The accelerating convergence of environmental degradation and human health risk has intensified the search for advanced materials capable of addressing pollution, resource scarcity, and disease without introducing new hazards. Over the past decade, two nanomaterial families, MXenes and metal–organic frameworks (MOFs), have emerged as transformative platforms at this health–environment interface, driven by unparalleled chemical and structural tunability. However, this same tunability complicates prediction of long-term behaviour and potential unintended consequences as materials traverse environmental, industrial, and biomedical exposure pathways.

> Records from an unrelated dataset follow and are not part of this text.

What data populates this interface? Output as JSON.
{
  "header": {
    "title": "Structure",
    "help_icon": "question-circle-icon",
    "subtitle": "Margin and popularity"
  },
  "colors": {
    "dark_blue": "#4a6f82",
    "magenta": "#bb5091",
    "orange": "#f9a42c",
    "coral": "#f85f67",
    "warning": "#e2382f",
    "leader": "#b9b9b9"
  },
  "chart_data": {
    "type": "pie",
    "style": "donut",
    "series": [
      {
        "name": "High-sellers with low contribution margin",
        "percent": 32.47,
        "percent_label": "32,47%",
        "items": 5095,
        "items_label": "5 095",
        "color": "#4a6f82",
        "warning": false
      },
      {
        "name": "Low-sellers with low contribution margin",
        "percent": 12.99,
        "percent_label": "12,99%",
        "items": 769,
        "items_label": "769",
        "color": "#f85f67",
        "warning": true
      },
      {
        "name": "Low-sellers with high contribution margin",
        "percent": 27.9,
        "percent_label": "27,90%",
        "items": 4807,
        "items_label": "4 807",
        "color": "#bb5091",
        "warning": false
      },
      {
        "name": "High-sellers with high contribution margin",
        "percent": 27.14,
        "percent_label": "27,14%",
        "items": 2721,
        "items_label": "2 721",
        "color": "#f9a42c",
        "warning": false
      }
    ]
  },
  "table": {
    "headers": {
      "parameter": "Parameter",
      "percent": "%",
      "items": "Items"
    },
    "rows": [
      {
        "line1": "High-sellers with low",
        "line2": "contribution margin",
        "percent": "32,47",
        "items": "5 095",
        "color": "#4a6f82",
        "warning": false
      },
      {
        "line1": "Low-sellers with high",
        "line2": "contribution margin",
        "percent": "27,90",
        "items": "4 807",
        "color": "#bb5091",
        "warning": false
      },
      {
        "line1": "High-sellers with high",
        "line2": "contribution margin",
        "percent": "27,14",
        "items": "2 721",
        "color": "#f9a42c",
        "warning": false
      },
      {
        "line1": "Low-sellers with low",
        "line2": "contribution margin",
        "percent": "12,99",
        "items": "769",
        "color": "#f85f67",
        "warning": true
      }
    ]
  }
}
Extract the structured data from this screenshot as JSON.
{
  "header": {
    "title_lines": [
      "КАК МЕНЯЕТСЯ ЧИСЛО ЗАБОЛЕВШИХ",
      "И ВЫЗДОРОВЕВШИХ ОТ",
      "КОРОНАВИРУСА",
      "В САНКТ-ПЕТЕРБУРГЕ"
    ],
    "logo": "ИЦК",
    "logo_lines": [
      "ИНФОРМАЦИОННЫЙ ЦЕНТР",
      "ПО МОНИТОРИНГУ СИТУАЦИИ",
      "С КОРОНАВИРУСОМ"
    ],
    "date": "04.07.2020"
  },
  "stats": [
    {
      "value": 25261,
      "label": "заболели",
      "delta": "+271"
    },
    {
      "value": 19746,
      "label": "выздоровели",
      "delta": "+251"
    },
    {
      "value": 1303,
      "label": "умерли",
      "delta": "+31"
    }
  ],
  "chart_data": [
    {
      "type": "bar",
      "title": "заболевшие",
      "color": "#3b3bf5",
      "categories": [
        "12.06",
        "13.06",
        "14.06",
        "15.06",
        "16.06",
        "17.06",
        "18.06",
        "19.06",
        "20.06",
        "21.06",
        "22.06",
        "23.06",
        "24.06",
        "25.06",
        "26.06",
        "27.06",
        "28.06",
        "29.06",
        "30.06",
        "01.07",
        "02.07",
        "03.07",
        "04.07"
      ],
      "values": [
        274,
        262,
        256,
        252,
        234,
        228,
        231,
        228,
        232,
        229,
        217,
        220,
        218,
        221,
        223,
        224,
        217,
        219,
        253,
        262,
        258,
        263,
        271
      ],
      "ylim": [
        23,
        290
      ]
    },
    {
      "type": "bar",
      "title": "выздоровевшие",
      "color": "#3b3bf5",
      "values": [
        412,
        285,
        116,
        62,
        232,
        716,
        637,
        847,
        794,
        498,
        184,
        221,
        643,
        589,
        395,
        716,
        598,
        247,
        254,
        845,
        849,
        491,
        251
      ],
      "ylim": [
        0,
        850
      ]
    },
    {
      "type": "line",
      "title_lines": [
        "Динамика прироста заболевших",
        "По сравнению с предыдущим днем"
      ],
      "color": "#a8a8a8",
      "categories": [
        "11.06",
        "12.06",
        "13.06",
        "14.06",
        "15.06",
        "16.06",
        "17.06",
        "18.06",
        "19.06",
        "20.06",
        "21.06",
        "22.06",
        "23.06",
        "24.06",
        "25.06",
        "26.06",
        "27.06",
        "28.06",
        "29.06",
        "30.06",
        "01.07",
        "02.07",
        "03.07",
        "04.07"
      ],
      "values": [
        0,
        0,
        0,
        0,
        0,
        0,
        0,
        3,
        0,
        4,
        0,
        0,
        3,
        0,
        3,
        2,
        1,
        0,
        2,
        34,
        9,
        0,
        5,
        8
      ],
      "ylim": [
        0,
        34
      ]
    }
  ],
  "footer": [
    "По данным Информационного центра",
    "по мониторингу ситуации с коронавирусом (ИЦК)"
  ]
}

This review critically surveys approximately ten years of emerging literature to map synthesis trends, structure–property relationships, and application trajectories of MXenes and MOFs across water and soil treatment, air quality control, antimicrobial technologies, agricultural applications and nanomedicine. Particular emphasis is placed on post-2023 advances, including termination-engineered and hybrid MXenes, defect- and composite-engineered MOFs, and the growing role of advanced/green synthesis routes. By integrating recent OECD safety assessments, the review considers both material classes dynamic systems whose life-cycle transformations, degradation products, and exposure profiles must be evaluated alongside functional performance.
The work presented critically reviews the current state of the art and identifies key limitations in toxicity assessment, stability, scalability, and regulatory readiness, while highlighting safer-by-design strategies capable of aligning innovation with responsibility. Ultimately, the review positions MXenes and MOFs not only as enabling technologies for environmental and biomedical applications, but also as critical test cases for the future governance of sustainable nanotechnology.